Мне почему-то стало его жаль, и, когда он проходил совсем рядом с моим столиком, я не удержалась и ляпнула:
– Простите. Вы, случайно, не иностранца в клетчатой кепке ищете?
Мужчина был хорошо одет и вполне тянул на владельца ювелирного магазина.
Ювелир проскочил по инерции на метр вперед, потом на какое-то время замер спиной ко мне – руки уставлены на бока, полы пиджака распахнуты, – наконец повесил верхние конечности вдоль тела и осторожненько так развернулся.
– Как вы сказали? – прищурился он пытливо и несколько растерянно. – Иностранца?
– Ну да. В клетчатой кепке и круглых очках… Он вниз к воде спустился.
Мужчина быстро сбегал к воде, вернулся и, потоптавшись невдалеке, с невыразимо кошачьей грацией просочился за мой столик на свободное кресло. Его глаза пошарили по моему личику, подбородок несколько раз дернулся.
– А с чего вы взяли, что это был иностранец? – спросил он со сладчайшей вкрадчивостью.
Не найдя ничего лучшего – все мысли сдувало ветром к белому пароходу на пристани, – я брякнула:
– А потому что он Ильфа и Петрова не читал.
Челюсть визави немного уползла вниз.
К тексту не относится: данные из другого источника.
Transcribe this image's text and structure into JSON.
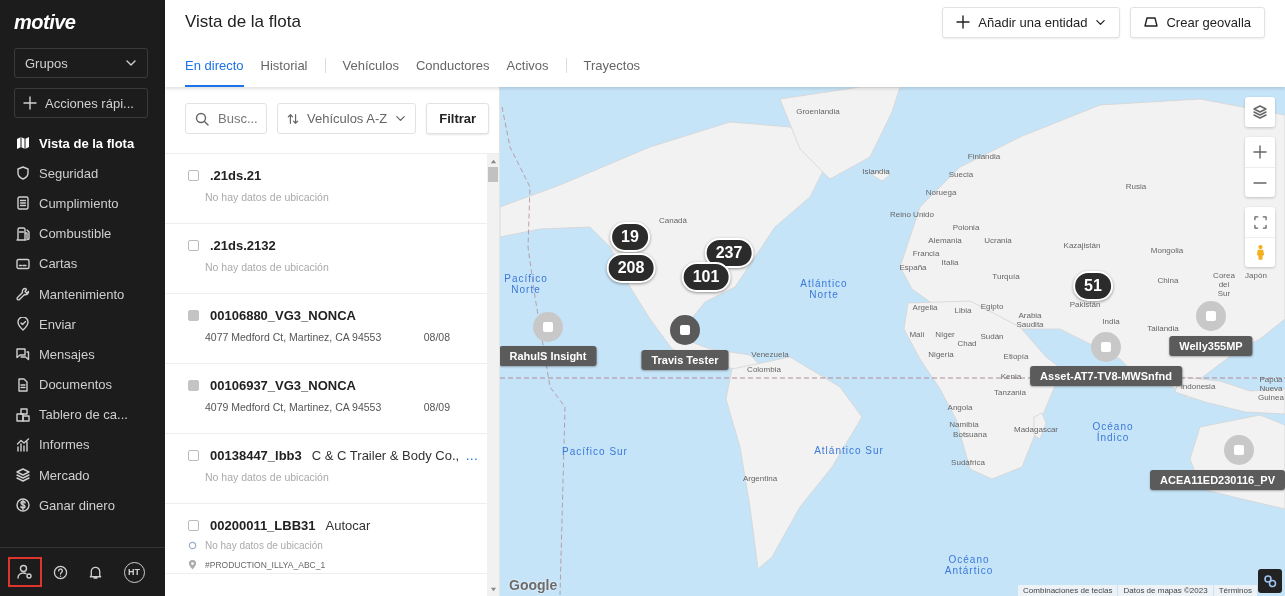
{
  "sidebar": {
    "logo": "motive",
    "groups_dropdown": "Grupos",
    "quick_actions": "Acciones rápi...",
    "nav": [
      {
        "label": "Vista de la flota",
        "selected": true
      },
      {
        "label": "Seguridad",
        "selected": false
      },
      {
        "label": "Cumplimiento",
        "selected": false
      },
      {
        "label": "Combustible",
        "selected": false
      },
      {
        "label": "Cartas",
        "selected": false
      },
      {
        "label": "Mantenimiento",
        "selected": false
      },
      {
        "label": "Enviar",
        "selected": false
      },
      {
        "label": "Mensajes",
        "selected": false
      },
      {
        "label": "Documentos",
        "selected": false
      },
      {
        "label": "Tablero de ca...",
        "selected": false
      },
      {
        "label": "Informes",
        "selected": false
      },
      {
        "label": "Mercado",
        "selected": false
      },
      {
        "label": "Ganar dinero",
        "selected": false
      }
    ],
    "footer": [
      {
        "kind": "user-settings",
        "highlighted": true
      },
      {
        "kind": "help",
        "highlighted": false
      },
      {
        "kind": "notifications",
        "highlighted": false
      },
      {
        "kind": "avatar",
        "initials": "HT",
        "highlighted": false
      }
    ]
  },
  "header": {
    "title": "Vista de la flota",
    "buttons": [
      {
        "kind": "add",
        "label": "Añadir una entidad"
      },
      {
        "kind": "geofence",
        "label": "Crear geovalla"
      }
    ]
  },
  "tabs": [
    {
      "label": "En directo",
      "selected": true,
      "divider_before": false
    },
    {
      "label": "Historial",
      "selected": false,
      "divider_before": false
    },
    {
      "label": "Vehículos",
      "selected": false,
      "divider_before": true
    },
    {
      "label": "Conductores",
      "selected": false,
      "divider_before": false
    },
    {
      "label": "Activos",
      "selected": false,
      "divider_before": false
    },
    {
      "label": "Trayectos",
      "selected": false,
      "divider_before": true
    }
  ],
  "toolbar": {
    "search": {
      "placeholder": "Busc..."
    },
    "sort": "Vehículos A-Z",
    "filter": "Filtrar"
  },
  "vehicles": [
    {
      "kind": "plain",
      "name": ".21ds.21",
      "location": "No hay datos de ubicación",
      "disabled": false
    },
    {
      "kind": "plain",
      "name": ".21ds.2132",
      "location": "No hay datos de ubicación",
      "disabled": false
    },
    {
      "kind": "plain",
      "name": "00106880_VG3_NONCA",
      "location": "4077 Medford Ct, Martinez, CA 94553",
      "date": "08/08",
      "disabled": true
    },
    {
      "kind": "plain",
      "name": "00106937_VG3_NONCA",
      "location": "4079 Medford Ct, Martinez, CA 94553",
      "date": "08/09",
      "disabled": true
    },
    {
      "kind": "plain",
      "name": "00138447_lbb3",
      "group": "C & C Trailer & Body Co.,",
      "more": "…",
      "location": "No hay datos de ubicación",
      "disabled": false
    },
    {
      "kind": "route",
      "name": "00200011_LBB31",
      "group": "Autocar",
      "location": "No hay datos de ubicación",
      "tag": "#PRODUCTION_ILLYA_ABC_1",
      "disabled": false
    }
  ],
  "map": {
    "labels": [
      {
        "text": "Groenlandia",
        "kind": "country"
      },
      {
        "text": "Islandia",
        "kind": "country"
      },
      {
        "text": "Canadá",
        "kind": "country"
      },
      {
        "text": "Pacífico Norte",
        "kind": "ocean"
      },
      {
        "text": "Atlántico Norte",
        "kind": "ocean"
      },
      {
        "text": "Venezuela",
        "kind": "country"
      },
      {
        "text": "Colombia",
        "kind": "country"
      },
      {
        "text": "Finlandia",
        "kind": "country"
      },
      {
        "text": "Suecia",
        "kind": "country"
      },
      {
        "text": "Noruega",
        "kind": "country"
      },
      {
        "text": "Reino Unido",
        "kind": "country"
      },
      {
        "text": "Polonia",
        "kind": "country"
      },
      {
        "text": "Alemania",
        "kind": "country"
      },
      {
        "text": "Ucrania",
        "kind": "country"
      },
      {
        "text": "Francia",
        "kind": "country"
      },
      {
        "text": "Italia",
        "kind": "country"
      },
      {
        "text": "España",
        "kind": "country"
      },
      {
        "text": "Turquía",
        "kind": "country"
      },
      {
        "text": "Rusia",
        "kind": "country"
      },
      {
        "text": "Kazajistán",
        "kind": "country"
      },
      {
        "text": "Mongolia",
        "kind": "country"
      },
      {
        "text": "China",
        "kind": "country"
      },
      {
        "text": "Corea del Sur",
        "kind": "country"
      },
      {
        "text": "Japón",
        "kind": "country"
      },
      {
        "text": "Argelia",
        "kind": "country"
      },
      {
        "text": "Libia",
        "kind": "country"
      },
      {
        "text": "Egipto",
        "kind": "country"
      },
      {
        "text": "Arabia Saudita",
        "kind": "country"
      },
      {
        "text": "Pakistán",
        "kind": "country"
      },
      {
        "text": "India",
        "kind": "country"
      },
      {
        "text": "Tailandia",
        "kind": "country"
      },
      {
        "text": "Malí",
        "kind": "country"
      },
      {
        "text": "Níger",
        "kind": "country"
      },
      {
        "text": "Chad",
        "kind": "country"
      },
      {
        "text": "Sudán",
        "kind": "country"
      },
      {
        "text": "Nigeria",
        "kind": "country"
      },
      {
        "text": "Etiopía",
        "kind": "country"
      },
      {
        "text": "Kenia",
        "kind": "country"
      },
      {
        "text": "Tanzania",
        "kind": "country"
      },
      {
        "text": "Indonesia",
        "kind": "country"
      },
      {
        "text": "Papúa Nueva Guinea",
        "kind": "country"
      },
      {
        "text": "Angola",
        "kind": "country"
      },
      {
        "text": "Namibia",
        "kind": "country"
      },
      {
        "text": "Botsuana",
        "kind": "country"
      },
      {
        "text": "Madagascar",
        "kind": "country"
      },
      {
        "text": "Sudáfrica",
        "kind": "country"
      },
      {
        "text": "Océano Índico",
        "kind": "ocean"
      },
      {
        "text": "Atlántico Sur",
        "kind": "ocean"
      },
      {
        "text": "Pacífico Sur",
        "kind": "ocean"
      },
      {
        "text": "Argentina",
        "kind": "country"
      },
      {
        "text": "Océano Antártico",
        "kind": "ocean"
      }
    ],
    "clusters": [
      "19",
      "208",
      "237",
      "101",
      "51"
    ],
    "assets": [
      {
        "name": "RahulS Insight",
        "color": "#c8c8c8"
      },
      {
        "name": "Travis Tester",
        "color": "#5a5a5a"
      },
      {
        "name": "Asset-AT7-TV8-MWSnfnd",
        "color": "#c8c8c8"
      },
      {
        "name": "Welly355MP",
        "color": "#c8c8c8"
      },
      {
        "name": "ACEA11ED230116_PV",
        "color": "#c8c8c8"
      }
    ],
    "logo": "Google",
    "attribution": [
      "Combinaciones de teclas",
      "Datos de mapas ©2023",
      "Términos"
    ]
  }
}
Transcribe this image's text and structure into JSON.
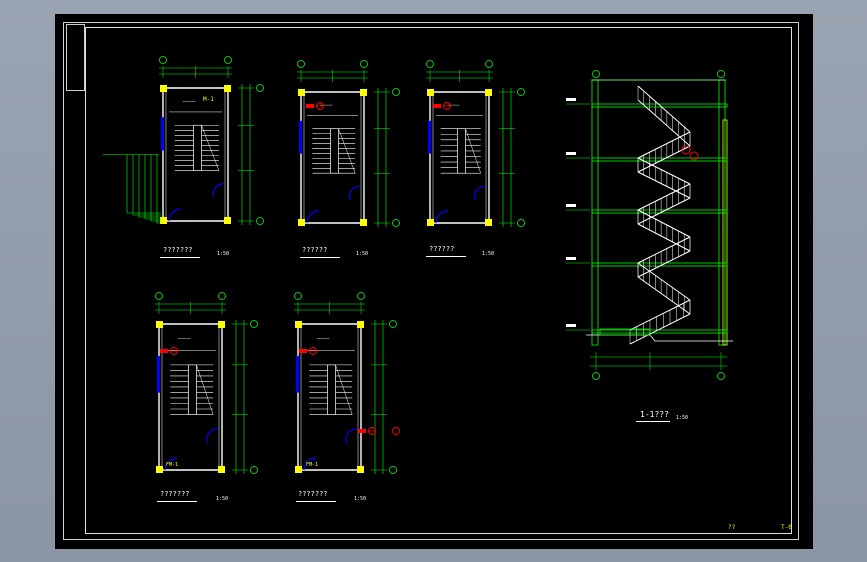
{
  "drawing": {
    "plan_titles": [
      "???????",
      "??????",
      "??????",
      "???????",
      "???????"
    ],
    "plan_scale": "1:50",
    "section_title": "1-1???",
    "section_scale": "1:50",
    "corner_left": "??",
    "corner_right": "T-0",
    "door_tag_1": "M-1",
    "door_tag_2": "FM-1",
    "door_tag_3": "FM-1"
  },
  "colors": {
    "background": "#000000",
    "walls": "#ffffff",
    "columns": "#ffff00",
    "dimensions": "#00ff00",
    "windows": "#0000ff",
    "doors": "#0000ff",
    "hydrant": "#ff0000"
  },
  "icons": [
    "grid-axis-bubble-icon",
    "fire-hydrant-icon",
    "stair-arrow-icon"
  ]
}
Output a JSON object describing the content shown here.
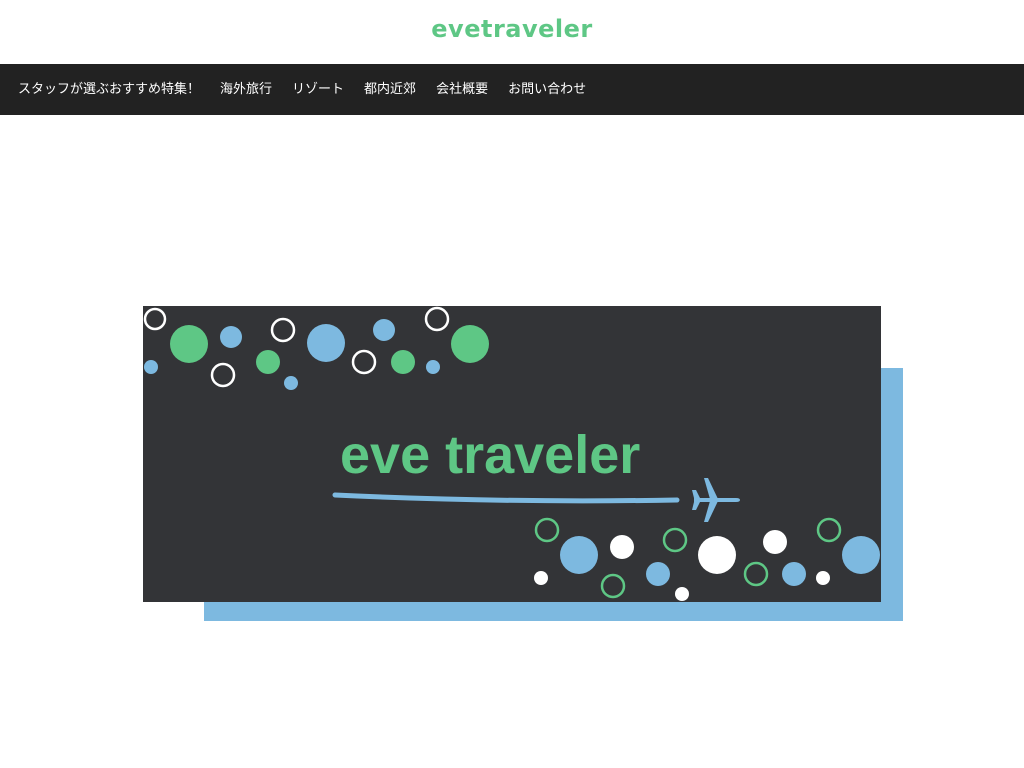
{
  "site": {
    "title": "evetraveler"
  },
  "nav": {
    "items": [
      {
        "label": "スタッフが選ぶおすすめ特集！"
      },
      {
        "label": "海外旅行"
      },
      {
        "label": "リゾート"
      },
      {
        "label": "都内近郊"
      },
      {
        "label": "会社概要"
      },
      {
        "label": "お問い合わせ"
      }
    ]
  },
  "banner": {
    "logo_text": "eve traveler",
    "colors": {
      "background": "#333437",
      "shadow": "#7db9e0",
      "green": "#5ec785",
      "blue": "#7db9e0",
      "white": "#ffffff"
    },
    "icon": "airplane-icon"
  }
}
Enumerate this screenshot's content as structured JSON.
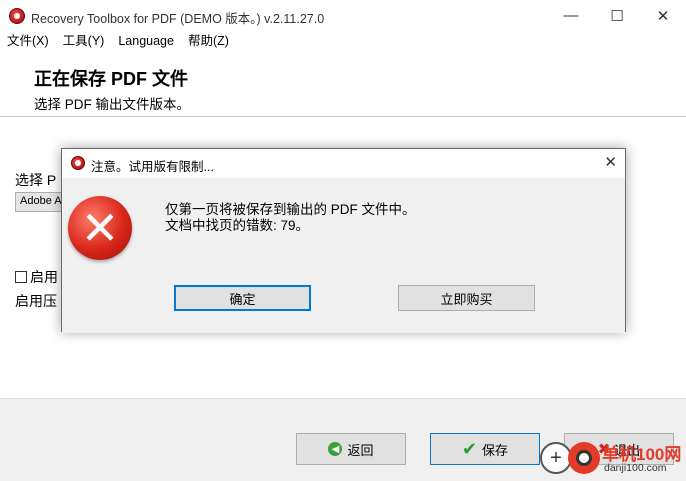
{
  "window": {
    "title": "Recovery Toolbox for PDF (DEMO 版本。) v.2.11.27.0",
    "min_glyph": "—",
    "max_glyph": "☐",
    "close_glyph": "✕"
  },
  "menu": [
    "文件(X)",
    "工具(Y)",
    "Language",
    "帮助(Z)"
  ],
  "header": {
    "title": "正在保存 PDF 文件",
    "subtitle": "选择 PDF 输出文件版本。"
  },
  "content": {
    "select_label": "选择 P",
    "version_value": "Adobe A",
    "enable_label": "启用",
    "compress_label": "启用压"
  },
  "footer": {
    "back_label": "返回",
    "save_label": "保存",
    "exit_label": "退出"
  },
  "watermark": {
    "plus_glyph": "+",
    "brand": "单机100网",
    "url": "danji100.com"
  },
  "dialog": {
    "title": "注意。试用版有限制...",
    "close_glyph": "✕",
    "error_glyph": "✕",
    "message_line1": "仅第一页将被保存到输出的 PDF 文件中。",
    "message_line2": "文档中找页的错数: 79。",
    "ok_label": "确定",
    "buy_label": "立即购买"
  },
  "colors": {
    "accent_border": "#0078d7",
    "error_red": "#d8261a"
  }
}
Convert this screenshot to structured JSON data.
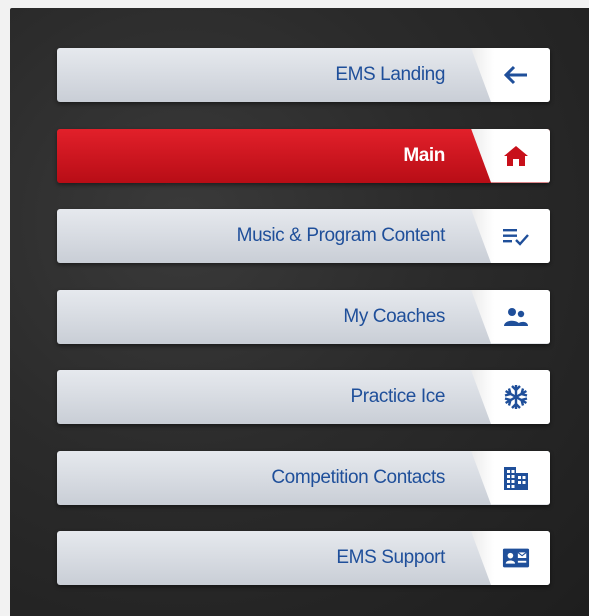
{
  "menu": {
    "items": [
      {
        "label": "EMS Landing",
        "icon": "arrow-left-icon",
        "active": false
      },
      {
        "label": "Main",
        "icon": "home-icon",
        "active": true
      },
      {
        "label": "Music & Program Content",
        "icon": "list-check-icon",
        "active": false
      },
      {
        "label": "My Coaches",
        "icon": "people-icon",
        "active": false
      },
      {
        "label": "Practice Ice",
        "icon": "snowflake-icon",
        "active": false
      },
      {
        "label": "Competition Contacts",
        "icon": "building-icon",
        "active": false
      },
      {
        "label": "EMS Support",
        "icon": "contact-card-icon",
        "active": false
      }
    ]
  },
  "colors": {
    "label_blue": "#1f4f9a",
    "icon_blue": "#1f4f9a",
    "active_red": "#d41a23",
    "home_icon_red": "#c8101a"
  }
}
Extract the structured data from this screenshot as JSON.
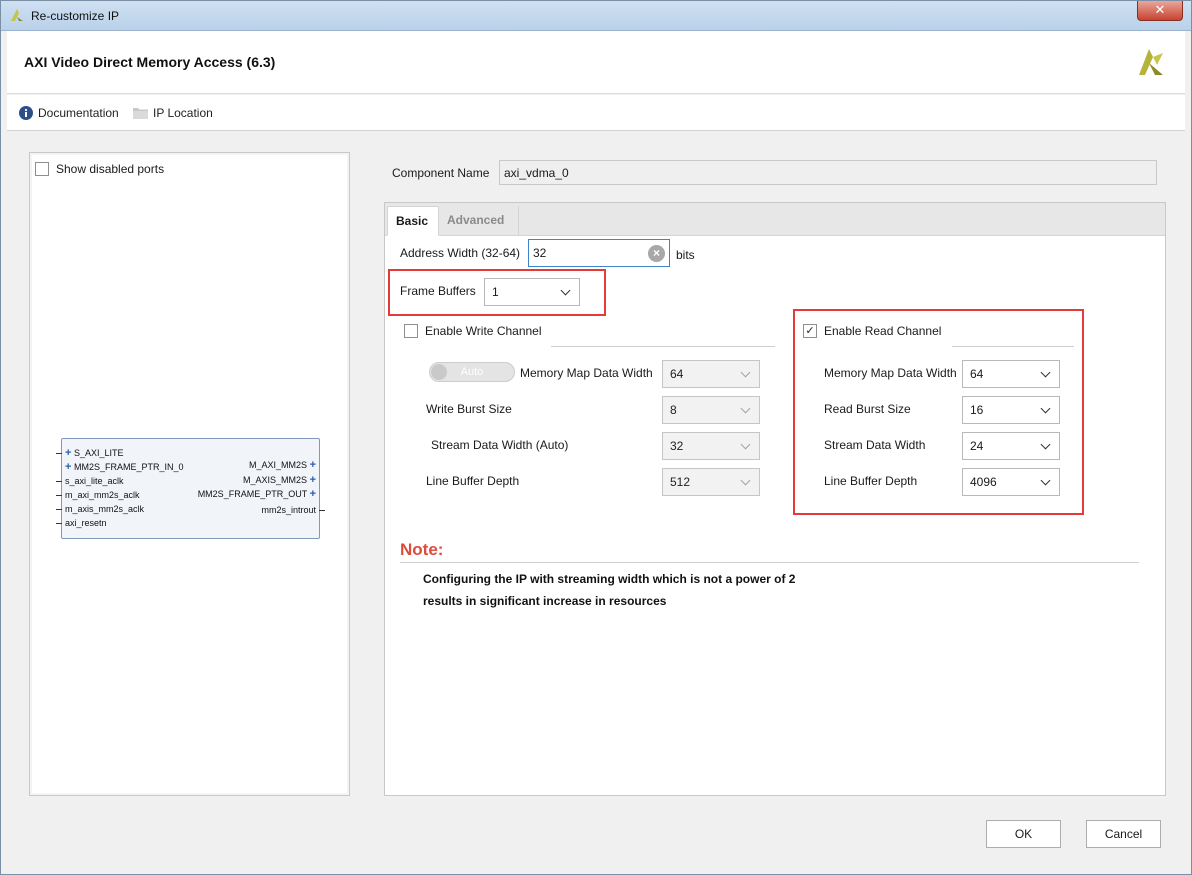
{
  "window": {
    "title": "Re-customize IP",
    "close_glyph": "✕"
  },
  "header": {
    "ip_title": "AXI Video Direct Memory Access (6.3)"
  },
  "toolbar": {
    "documentation": "Documentation",
    "ip_location": "IP Location"
  },
  "left_panel": {
    "show_disabled_ports": "Show disabled ports",
    "block": {
      "left_ports": [
        "S_AXI_LITE",
        "MM2S_FRAME_PTR_IN_0",
        "s_axi_lite_aclk",
        "m_axi_mm2s_aclk",
        "m_axis_mm2s_aclk",
        "axi_resetn"
      ],
      "right_ports": [
        "M_AXI_MM2S",
        "M_AXIS_MM2S",
        "MM2S_FRAME_PTR_OUT",
        "mm2s_introut"
      ]
    }
  },
  "component": {
    "label": "Component Name",
    "value": "axi_vdma_0"
  },
  "tabs": [
    {
      "label": "Basic"
    },
    {
      "label": "Advanced"
    }
  ],
  "basic": {
    "address_width_label": "Address Width (32-64)",
    "address_width_value": "32",
    "bits_label": "bits",
    "frame_buffers_label": "Frame Buffers",
    "frame_buffers_value": "1",
    "write_channel": {
      "enable_label": "Enable Write Channel",
      "checked": false,
      "auto_label": "Auto",
      "mm_data_width_label": "Memory Map Data Width",
      "mm_data_width_value": "64",
      "burst_size_label": "Write Burst Size",
      "burst_size_value": "8",
      "stream_width_label": "Stream Data Width (Auto)",
      "stream_width_value": "32",
      "line_buffer_label": "Line Buffer Depth",
      "line_buffer_value": "512"
    },
    "read_channel": {
      "enable_label": "Enable Read Channel",
      "checked": true,
      "check_glyph": "✓",
      "mm_data_width_label": "Memory Map Data Width",
      "mm_data_width_value": "64",
      "burst_size_label": "Read Burst Size",
      "burst_size_value": "16",
      "stream_width_label": "Stream Data Width",
      "stream_width_value": "24",
      "line_buffer_label": "Line Buffer Depth",
      "line_buffer_value": "4096"
    },
    "note": {
      "title": "Note:",
      "line1": "Configuring the IP with streaming width which is not a power of 2",
      "line2": "results in significant increase in resources"
    }
  },
  "buttons": {
    "ok": "OK",
    "cancel": "Cancel"
  },
  "colors": {
    "highlight": "#e33b3b",
    "note_title": "#e04a3a",
    "focus_border": "#3d84c8"
  },
  "icons": [
    "xilinx-logo-icon",
    "close-icon",
    "info-icon",
    "folder-icon",
    "clear-icon",
    "chevron-down-icon",
    "checkmark-icon"
  ]
}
Выражение крайнего удивления на его лице медленно сменилось на абсолютную подозрительность.
– А откуда… Вы… Знаете, – придя в себя, раздельно произнес владелец ювелирного магазина, – что он не читал Ильфа и Петрова? – Мужчина склонился над столиком совсем близко к моему лицу, и я, к своему ужасу, увидела, что ухо у него напружинено. Кудрявая белая проволочка свешивалась из-за уха и спускалась за ворот пиджака.
Влипла, стремительно пронеслось в голове. Дооригинальничалась, допрыгалась. Вечно язык куда не надо протяну.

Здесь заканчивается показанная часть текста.